As the United States approaches the 250th anniversary of its founding document, corporate leadership is increasingly looking to the 18th-century “startup story” of the American experiment as a blueprint for managing the artificial intelligence revolution.
The original framers of the U.S. Constitution established a system designed to endure technological and social upheavals by balancing institutional stability with a built-in capacity for adaptation. This historical resilience is now being cited as a necessary model for the digital age, where the distribution of power and the preservation of trust remain central challenges.
According to a commentary from Intuit, the current shift toward AI presents business and policy questions as consequential as those faced in Philadelphia in 1787. The company argues that the durability of the American system stemmed from its rejection of concentrated authority—then represented by the British Crown—in favor of distributed power across competing institutions.

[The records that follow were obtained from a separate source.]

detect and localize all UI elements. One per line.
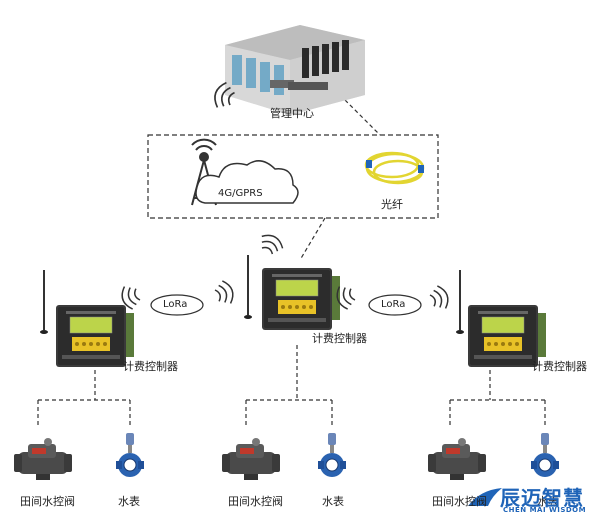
water-meter-icon [530,432,560,478]
network-box [147,134,439,219]
label-fiber: 光纤 [381,198,403,211]
label-meter-left: 水表 [118,495,140,508]
label-lora-right: LoRa [381,299,406,310]
brand-subtitle: CHEN MAI WISDOM [503,506,587,514]
lora-link-right [333,282,452,316]
label-meter-right: 水表 [537,495,559,508]
valve-icon [428,438,486,480]
label-valve-center: 田间水控阀 [228,495,283,508]
cloud-icon [195,160,299,204]
lora-link-left [118,278,237,316]
valve-icon [222,438,280,480]
label-valve-left: 田间水控阀 [20,495,75,508]
valve-icon [14,438,72,480]
label-lora-left: LoRa [163,299,188,310]
label-management-center: 管理中心 [270,107,314,120]
fiber-cable-icon [364,151,425,185]
label-controller-right: 计费控制器 [532,360,587,373]
server-room-icon [225,25,365,115]
label-controller-left: 计费控制器 [123,360,178,373]
controller-device-icon [243,254,341,331]
connection-lines [37,94,546,428]
water-meter-icon [317,432,347,478]
label-controller-center: 计费控制器 [312,332,367,345]
brand-name: 辰迈智慧 [500,486,584,510]
label-network-4g: 4G/GPRS [218,188,263,199]
brand-logo-icon [468,488,502,506]
label-meter-center: 水表 [322,495,344,508]
water-meter-icon [115,432,145,478]
label-valve-right: 田间水控阀 [432,495,487,508]
controller-device-icon [39,269,135,368]
signal-waves-icon [256,230,287,258]
controller-device-icon [455,269,547,368]
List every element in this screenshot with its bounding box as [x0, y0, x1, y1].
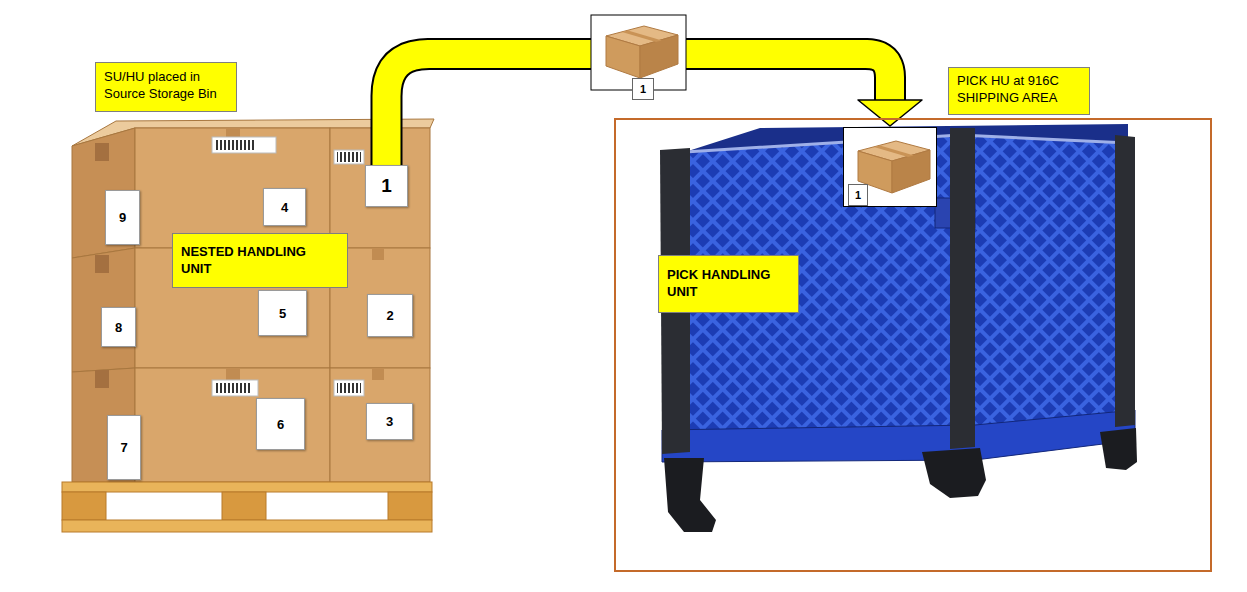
callout-box: 5 — [258, 290, 307, 336]
area-heading: PICK HU at 916C SHIPPING AREA — [948, 67, 1090, 115]
barcode — [337, 152, 361, 162]
barcode-label — [212, 380, 258, 396]
carton-icon — [606, 26, 678, 78]
crate-foot — [1100, 428, 1137, 470]
callout-box: 2 — [367, 294, 413, 337]
carton-icon-front — [892, 150, 930, 193]
carton-frame: 1 — [843, 127, 937, 207]
note-text: PICK HANDLING UNIT — [667, 267, 774, 301]
carton-icon-tape — [874, 146, 914, 158]
crate-base — [662, 410, 1135, 462]
area-region: PICK HU at 916C SHIPPING AREAPICK HANDLI… — [614, 118, 1212, 572]
callout-number: 3 — [386, 414, 393, 429]
carton-side — [72, 248, 135, 372]
callout-number: 6 — [277, 417, 284, 432]
callout-box: 1 — [365, 165, 408, 207]
pallet-block — [62, 492, 106, 520]
barcode-label — [334, 150, 364, 164]
callout-box: 4 — [263, 188, 306, 226]
pallet-block — [388, 492, 432, 520]
callout-box: 8 — [101, 307, 136, 347]
crate-post — [950, 128, 975, 449]
pallet-deck — [62, 482, 432, 492]
pallet-base — [62, 520, 432, 532]
callout-box: 6 — [256, 398, 305, 450]
carton-tape — [95, 143, 109, 161]
carton-front — [135, 368, 330, 482]
callout-number: 5 — [279, 306, 286, 321]
crate-foot — [664, 458, 716, 532]
carton-icon — [858, 141, 930, 193]
callout-number: 2 — [386, 308, 393, 323]
pick-crate-illustration — [660, 124, 1137, 532]
note-text: SU/HU placed in Source Storage Bin — [104, 69, 226, 103]
pallet-illustration — [62, 119, 434, 532]
barcode-label — [334, 380, 364, 396]
pallet-block — [222, 492, 266, 520]
callout-number: 9 — [119, 210, 126, 225]
carton-icon-side — [606, 36, 640, 78]
barcode — [337, 383, 361, 393]
carton-tape — [372, 368, 384, 380]
callout-number: 1 — [381, 175, 392, 197]
barcode — [216, 140, 256, 150]
callout-number: 4 — [281, 200, 288, 215]
carton-front — [135, 128, 330, 248]
note-box: SU/HU placed in Source Storage Bin — [95, 62, 237, 112]
carton-front — [330, 368, 430, 482]
carton-tape — [372, 248, 384, 260]
callout-box: 7 — [107, 415, 141, 480]
crate-foot — [922, 448, 986, 498]
carton-tape — [95, 370, 109, 388]
carton-icon-tape — [622, 31, 662, 43]
note-text: NESTED HANDLING UNIT — [181, 244, 323, 278]
callout-number: 7 — [120, 440, 127, 455]
carton-icon-front — [640, 35, 678, 78]
callout-number: 1 — [632, 78, 654, 100]
barcode-label — [212, 137, 276, 153]
carton-frame-ground — [843, 127, 937, 207]
callout-box: 3 — [366, 403, 413, 440]
carton-tape — [95, 255, 109, 273]
barcode — [216, 383, 252, 393]
callout-number: 1 — [848, 184, 868, 206]
arrow-head — [858, 100, 922, 126]
note-box: NESTED HANDLING UNIT — [172, 233, 348, 288]
callout-box: 9 — [105, 190, 140, 245]
crate-post — [1115, 135, 1135, 427]
callout-number: 8 — [115, 320, 122, 335]
crate-side — [960, 135, 1128, 440]
note-box: PICK HANDLING UNIT — [658, 255, 799, 313]
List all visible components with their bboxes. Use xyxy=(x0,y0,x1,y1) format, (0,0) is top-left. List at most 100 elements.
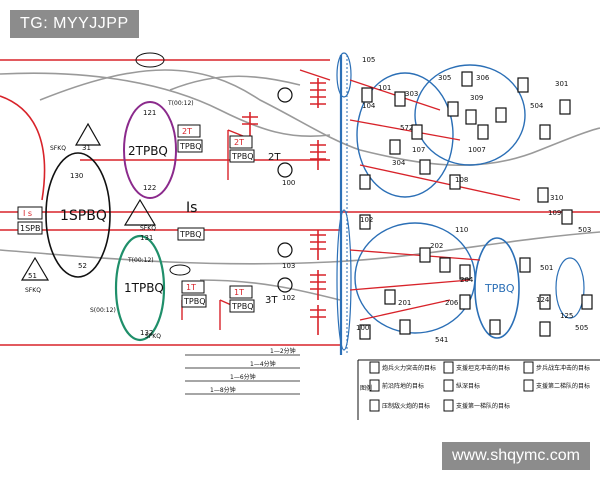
legend-item-5: 支援第二梯队的目标 xyxy=(536,382,590,390)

For Intuit, which has navigated shifts from DOS disks to cloud computing over four decades, this historical precedent serves as a model for “self-disruption.” The company maintains that embedding adaptability into core operating practices is essential for preventing organizational inertia during the AI transition.
The scale of AI development requires what the company describes as a “barn raising” mentality, a reference to rural American traditions of collective labor for shared prosperity. This approach calls for cross-sector collaboration between academia, government, and private enterprise to establish safety standards and democratize access to AI education.
While the Constitution offers no direct technical guidance for silicon and software, it provides a framework for individual rights and state powers. Intuit suggests that a modern governance framework for AI must mirror these principles, protecting the individual while fostering collective innovation.
The American story has long been defined by Article V, which provided a formal mechanism for constitutional change without abandoning the broader framework. This spirit of reinvention is viewed as the primary force that transformed the nation into a global leader in science and technology.
As the world grapples with the AI era, the focus remains on ensuring that progress expands opportunity. The digital foundations laid today are expected to mirror the “rising sun” observed by Benjamin Franklin—a system designed not just for the present, but to power prosperity for generations to come.